Roading contracts subject of debate

Expected changes to the way the New Zealand Transport Agency allows councils to contract for road maintenance prompted spirited debate at the Queenstown Lakes District Council utilities committee meeting on Tuesday.


Cr Vanessa Van Uden objected to the suggestion that the committee agree to extend the council's contract with Works Infrastructure Ltd by five months to September next year.

The contract is due to be re-tendered in April, but QLDC roading manager Ian Marshall said starting a new contract with a new company just before winter was a "substantial risk" and that council staff also wanted to extend the contract to see in the New Zealand Transport Agency's new regulations on procurement.

Cr Van Uden said the experience of working through a winter was the best way for a new contractor to start.

"To know what streets freeze, what streets have snow . . . you need a winter to get experience," she said.

Cr Van Uden said tenders should go out as planned and she found it "astonishing" that $200,000 had been put aside in the 2008-09 District plan for the redrafting of contracts "that have been done before".

"I don't believe roading is difficult."

Engineering manager Mark Kunath said there were benefits to having longer contracts - the contractor would be able to manage the road better and more independently from council directives.

Committee chairman, Cr John Mann said the committee needed to trust the expertise of staff.

Cr Van Uden tried to change the recommendation to tender the contract in April as originally planned, but lost the motion on the chairman's casting vote.

She successfully entered an additional clause to have a breakdown of what the $200,000 budgeted for the re-writing of the contracts by the next utilities committee meeting.

•Water restrictors and meters may be installed around Wakatipu - especially in Lake Hayes as heavy water users are using too much water.

Queenstown Lakes District ratepayers are to be canvassed for opinions on a new water demand strategy which may include water meters and restrictions on water supply.

The council's acting water services manager John Porter gave Tuesday's committee meeting a range of options to resolving water shortages in various areas including water flow restrictors.
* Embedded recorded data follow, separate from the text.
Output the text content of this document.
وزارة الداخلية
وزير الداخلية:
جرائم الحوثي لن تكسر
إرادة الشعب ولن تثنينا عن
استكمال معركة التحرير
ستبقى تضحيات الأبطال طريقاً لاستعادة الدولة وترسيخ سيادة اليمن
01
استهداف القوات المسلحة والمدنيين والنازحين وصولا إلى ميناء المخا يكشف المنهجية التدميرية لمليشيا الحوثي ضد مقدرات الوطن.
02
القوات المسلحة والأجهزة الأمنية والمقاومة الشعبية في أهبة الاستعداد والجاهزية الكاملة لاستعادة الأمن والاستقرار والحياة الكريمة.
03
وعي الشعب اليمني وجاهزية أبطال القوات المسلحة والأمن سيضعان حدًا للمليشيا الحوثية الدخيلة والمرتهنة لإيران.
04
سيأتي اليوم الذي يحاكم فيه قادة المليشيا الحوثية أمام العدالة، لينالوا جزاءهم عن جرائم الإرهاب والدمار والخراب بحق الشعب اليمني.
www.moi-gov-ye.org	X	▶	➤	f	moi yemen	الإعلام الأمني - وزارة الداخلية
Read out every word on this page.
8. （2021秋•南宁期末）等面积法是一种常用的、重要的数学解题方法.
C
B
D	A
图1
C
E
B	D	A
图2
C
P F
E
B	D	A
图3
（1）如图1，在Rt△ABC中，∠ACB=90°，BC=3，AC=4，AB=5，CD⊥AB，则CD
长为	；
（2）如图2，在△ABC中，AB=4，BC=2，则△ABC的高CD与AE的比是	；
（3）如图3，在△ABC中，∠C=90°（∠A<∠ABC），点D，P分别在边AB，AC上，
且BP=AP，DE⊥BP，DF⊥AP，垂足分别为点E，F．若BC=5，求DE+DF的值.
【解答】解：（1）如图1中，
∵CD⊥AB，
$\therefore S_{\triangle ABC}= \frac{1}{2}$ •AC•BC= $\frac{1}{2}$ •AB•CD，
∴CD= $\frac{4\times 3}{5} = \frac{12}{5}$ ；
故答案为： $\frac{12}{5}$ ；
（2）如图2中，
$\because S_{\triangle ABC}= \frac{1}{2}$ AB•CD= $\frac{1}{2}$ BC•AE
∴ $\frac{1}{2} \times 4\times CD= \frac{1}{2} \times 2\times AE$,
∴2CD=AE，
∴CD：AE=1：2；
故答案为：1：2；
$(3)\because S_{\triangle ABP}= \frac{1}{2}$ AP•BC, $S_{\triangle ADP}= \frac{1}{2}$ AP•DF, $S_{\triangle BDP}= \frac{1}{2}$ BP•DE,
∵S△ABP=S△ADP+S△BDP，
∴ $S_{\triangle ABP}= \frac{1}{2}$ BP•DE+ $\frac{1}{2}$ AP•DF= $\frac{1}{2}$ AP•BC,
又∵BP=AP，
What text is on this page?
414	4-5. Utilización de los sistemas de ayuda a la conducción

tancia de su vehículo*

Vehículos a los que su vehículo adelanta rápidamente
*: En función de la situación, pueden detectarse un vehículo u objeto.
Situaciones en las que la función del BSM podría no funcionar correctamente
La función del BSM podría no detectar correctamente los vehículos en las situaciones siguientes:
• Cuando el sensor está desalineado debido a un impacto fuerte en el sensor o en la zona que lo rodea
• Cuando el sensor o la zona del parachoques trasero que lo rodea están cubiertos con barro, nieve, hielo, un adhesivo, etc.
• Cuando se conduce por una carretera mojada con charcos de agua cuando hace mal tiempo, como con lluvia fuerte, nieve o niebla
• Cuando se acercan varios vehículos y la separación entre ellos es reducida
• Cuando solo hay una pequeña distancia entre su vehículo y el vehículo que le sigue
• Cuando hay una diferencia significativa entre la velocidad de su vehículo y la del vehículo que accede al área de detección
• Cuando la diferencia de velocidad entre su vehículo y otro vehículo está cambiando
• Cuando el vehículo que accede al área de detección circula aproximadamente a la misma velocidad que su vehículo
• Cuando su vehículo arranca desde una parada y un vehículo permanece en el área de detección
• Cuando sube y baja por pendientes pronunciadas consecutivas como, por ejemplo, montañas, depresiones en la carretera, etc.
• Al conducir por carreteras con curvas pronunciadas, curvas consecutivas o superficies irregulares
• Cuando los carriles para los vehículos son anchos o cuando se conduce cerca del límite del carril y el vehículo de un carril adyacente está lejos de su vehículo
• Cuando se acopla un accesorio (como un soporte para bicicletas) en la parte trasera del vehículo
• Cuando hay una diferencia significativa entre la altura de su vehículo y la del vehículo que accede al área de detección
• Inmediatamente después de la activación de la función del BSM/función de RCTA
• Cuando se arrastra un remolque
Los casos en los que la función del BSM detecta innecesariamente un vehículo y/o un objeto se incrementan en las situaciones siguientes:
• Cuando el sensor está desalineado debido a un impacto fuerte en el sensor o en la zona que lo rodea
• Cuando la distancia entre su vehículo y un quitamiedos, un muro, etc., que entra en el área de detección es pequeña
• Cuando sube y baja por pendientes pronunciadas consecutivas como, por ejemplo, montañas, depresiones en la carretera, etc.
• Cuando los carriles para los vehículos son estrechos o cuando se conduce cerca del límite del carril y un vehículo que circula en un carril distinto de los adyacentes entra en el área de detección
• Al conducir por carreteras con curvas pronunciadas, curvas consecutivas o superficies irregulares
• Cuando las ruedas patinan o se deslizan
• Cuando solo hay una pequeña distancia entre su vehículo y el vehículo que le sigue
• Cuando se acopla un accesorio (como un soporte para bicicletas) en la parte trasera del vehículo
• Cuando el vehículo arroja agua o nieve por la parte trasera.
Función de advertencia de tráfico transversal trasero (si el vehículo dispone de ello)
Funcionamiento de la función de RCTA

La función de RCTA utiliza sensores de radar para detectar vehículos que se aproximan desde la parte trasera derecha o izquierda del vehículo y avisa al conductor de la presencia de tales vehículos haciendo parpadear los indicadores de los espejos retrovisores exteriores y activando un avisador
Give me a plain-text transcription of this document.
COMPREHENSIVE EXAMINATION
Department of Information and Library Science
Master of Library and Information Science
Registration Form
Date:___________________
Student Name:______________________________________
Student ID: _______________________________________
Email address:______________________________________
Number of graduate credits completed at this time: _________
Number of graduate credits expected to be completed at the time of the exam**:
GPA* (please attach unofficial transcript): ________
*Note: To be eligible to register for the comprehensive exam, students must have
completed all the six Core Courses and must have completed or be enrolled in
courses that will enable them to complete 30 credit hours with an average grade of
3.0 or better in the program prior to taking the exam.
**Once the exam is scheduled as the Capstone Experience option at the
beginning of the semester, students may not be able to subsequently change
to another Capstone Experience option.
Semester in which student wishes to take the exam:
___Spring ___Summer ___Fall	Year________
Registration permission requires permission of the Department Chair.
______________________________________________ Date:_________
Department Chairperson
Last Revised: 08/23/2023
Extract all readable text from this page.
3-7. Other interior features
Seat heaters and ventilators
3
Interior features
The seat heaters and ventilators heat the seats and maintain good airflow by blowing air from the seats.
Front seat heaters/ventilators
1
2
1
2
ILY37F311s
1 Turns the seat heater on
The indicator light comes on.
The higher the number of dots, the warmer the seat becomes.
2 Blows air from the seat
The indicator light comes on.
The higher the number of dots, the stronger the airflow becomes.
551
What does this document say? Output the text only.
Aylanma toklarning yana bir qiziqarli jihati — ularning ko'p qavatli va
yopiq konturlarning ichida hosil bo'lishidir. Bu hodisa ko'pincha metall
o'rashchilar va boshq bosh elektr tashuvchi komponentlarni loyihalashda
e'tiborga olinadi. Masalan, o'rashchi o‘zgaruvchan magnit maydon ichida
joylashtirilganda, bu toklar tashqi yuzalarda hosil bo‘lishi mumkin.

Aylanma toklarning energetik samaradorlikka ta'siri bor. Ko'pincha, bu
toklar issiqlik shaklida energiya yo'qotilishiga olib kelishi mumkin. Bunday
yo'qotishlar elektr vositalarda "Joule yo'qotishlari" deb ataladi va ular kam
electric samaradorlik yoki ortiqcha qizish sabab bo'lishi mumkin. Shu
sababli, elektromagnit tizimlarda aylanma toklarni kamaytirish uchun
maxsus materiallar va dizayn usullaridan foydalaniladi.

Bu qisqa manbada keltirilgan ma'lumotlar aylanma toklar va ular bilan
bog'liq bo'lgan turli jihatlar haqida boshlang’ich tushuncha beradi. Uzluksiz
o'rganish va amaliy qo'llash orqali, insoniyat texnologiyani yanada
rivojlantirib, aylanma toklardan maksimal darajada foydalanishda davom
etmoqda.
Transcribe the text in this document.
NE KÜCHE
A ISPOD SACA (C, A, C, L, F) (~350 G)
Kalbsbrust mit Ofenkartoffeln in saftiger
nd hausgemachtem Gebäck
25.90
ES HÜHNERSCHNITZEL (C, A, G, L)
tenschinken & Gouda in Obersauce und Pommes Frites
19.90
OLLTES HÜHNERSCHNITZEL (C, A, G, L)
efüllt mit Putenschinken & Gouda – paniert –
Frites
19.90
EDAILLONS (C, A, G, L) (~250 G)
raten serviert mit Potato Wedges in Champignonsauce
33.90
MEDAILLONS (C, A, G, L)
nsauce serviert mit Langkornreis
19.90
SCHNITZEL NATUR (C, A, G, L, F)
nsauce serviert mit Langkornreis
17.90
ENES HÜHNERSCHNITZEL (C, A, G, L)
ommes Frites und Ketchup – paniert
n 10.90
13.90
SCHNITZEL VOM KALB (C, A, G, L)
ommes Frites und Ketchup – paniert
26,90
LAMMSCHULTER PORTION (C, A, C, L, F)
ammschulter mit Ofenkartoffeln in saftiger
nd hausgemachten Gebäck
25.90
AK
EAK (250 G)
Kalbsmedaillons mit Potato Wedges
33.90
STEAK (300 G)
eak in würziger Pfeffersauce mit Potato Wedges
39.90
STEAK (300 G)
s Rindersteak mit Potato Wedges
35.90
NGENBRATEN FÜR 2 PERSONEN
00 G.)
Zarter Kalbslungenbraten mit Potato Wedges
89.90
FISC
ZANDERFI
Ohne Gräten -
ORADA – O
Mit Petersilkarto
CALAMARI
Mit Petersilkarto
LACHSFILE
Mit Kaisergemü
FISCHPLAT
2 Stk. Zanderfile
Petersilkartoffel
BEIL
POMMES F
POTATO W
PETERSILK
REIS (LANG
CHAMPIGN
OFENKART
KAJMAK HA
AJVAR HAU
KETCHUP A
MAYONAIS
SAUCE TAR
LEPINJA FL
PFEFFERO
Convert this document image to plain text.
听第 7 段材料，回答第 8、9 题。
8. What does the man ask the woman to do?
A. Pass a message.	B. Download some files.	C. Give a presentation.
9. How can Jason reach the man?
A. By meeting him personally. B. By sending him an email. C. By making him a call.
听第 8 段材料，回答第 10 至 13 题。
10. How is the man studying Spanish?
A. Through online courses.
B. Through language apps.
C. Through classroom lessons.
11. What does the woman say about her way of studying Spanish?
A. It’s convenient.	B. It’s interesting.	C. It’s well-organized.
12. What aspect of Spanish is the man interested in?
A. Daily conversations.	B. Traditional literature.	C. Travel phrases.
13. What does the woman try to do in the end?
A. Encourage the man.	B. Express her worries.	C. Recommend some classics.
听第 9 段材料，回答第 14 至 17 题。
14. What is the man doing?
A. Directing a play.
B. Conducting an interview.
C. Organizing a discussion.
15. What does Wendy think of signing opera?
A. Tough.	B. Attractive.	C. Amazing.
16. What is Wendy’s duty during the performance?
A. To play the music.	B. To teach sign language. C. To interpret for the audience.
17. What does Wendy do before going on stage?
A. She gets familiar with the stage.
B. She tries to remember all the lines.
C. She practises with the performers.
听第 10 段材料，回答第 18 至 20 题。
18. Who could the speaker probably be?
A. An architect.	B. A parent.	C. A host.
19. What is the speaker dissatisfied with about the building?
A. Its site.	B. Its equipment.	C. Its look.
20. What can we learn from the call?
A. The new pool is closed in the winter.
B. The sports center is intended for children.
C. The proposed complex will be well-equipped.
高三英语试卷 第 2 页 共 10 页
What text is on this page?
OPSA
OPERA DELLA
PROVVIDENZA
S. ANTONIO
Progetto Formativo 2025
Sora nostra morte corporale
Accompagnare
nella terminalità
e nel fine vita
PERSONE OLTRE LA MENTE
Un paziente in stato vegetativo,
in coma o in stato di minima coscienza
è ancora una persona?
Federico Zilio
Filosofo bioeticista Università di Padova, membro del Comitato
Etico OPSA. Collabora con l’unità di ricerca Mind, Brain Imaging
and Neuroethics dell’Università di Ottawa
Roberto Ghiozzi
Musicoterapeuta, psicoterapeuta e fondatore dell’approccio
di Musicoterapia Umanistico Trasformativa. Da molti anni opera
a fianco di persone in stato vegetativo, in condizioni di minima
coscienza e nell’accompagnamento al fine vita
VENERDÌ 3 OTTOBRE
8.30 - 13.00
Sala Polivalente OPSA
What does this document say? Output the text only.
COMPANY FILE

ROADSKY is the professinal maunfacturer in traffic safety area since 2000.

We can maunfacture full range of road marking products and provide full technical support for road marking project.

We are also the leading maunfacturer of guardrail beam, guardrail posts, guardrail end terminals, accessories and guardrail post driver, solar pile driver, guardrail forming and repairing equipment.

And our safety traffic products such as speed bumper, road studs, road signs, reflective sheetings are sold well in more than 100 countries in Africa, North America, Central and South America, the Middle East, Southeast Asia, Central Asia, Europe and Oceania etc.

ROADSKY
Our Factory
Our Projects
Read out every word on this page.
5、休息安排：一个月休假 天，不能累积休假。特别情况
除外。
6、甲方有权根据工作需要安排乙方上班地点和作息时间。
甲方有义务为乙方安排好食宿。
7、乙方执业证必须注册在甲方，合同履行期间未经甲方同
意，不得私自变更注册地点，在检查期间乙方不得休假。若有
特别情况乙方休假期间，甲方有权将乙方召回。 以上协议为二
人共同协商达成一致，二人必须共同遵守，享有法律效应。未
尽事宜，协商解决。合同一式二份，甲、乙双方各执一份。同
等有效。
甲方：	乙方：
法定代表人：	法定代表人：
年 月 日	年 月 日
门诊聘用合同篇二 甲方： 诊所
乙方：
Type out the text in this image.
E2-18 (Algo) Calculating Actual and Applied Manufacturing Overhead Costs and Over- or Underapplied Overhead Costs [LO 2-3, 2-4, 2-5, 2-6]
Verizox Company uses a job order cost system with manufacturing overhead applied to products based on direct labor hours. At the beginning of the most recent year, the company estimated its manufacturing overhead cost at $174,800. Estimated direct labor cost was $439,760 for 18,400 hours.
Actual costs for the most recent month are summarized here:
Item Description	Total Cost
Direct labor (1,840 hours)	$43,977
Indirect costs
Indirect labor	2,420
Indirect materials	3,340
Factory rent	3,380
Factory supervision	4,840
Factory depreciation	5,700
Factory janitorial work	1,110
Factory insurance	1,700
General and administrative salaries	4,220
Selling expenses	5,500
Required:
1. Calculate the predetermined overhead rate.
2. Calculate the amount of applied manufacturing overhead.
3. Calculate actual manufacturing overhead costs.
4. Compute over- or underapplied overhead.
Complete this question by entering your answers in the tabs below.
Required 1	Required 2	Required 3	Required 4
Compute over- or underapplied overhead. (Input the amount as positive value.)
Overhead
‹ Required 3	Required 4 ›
Metering could be an option, but it would be hard to make only the water wasters pay, utilities committee chairman Cr John Mann said.

He said it was "very hard" not to penalise more cautious residents, although it was a minority wasting the most of the water.

The Lake Hayes water demand management report prepared by MWH also warned installing meters on high-use properties and making them bear the cost of monitoring would "reduce demand but [was] unlikely to reduce all properties below 2.1 cubic metres per day".

General metering also raised "political issues associated with introduction of water rates" and consultation would be required".

Water restrictors could be used to cap usage at 2.1 cu m, although this was noted as "not the preferred option" because it lowered service standards.

Lake Hayes regularly suffers water shortages over summer - partly because a small percentage of people use more than 2.1 cu m of water daily.

Even with restrictions, upgrading the Lake Hayes reservoir by either doubling its capacity or building a second was necessary for the QLDC to meet fire-fighting reserve requirements, Mr Porter said.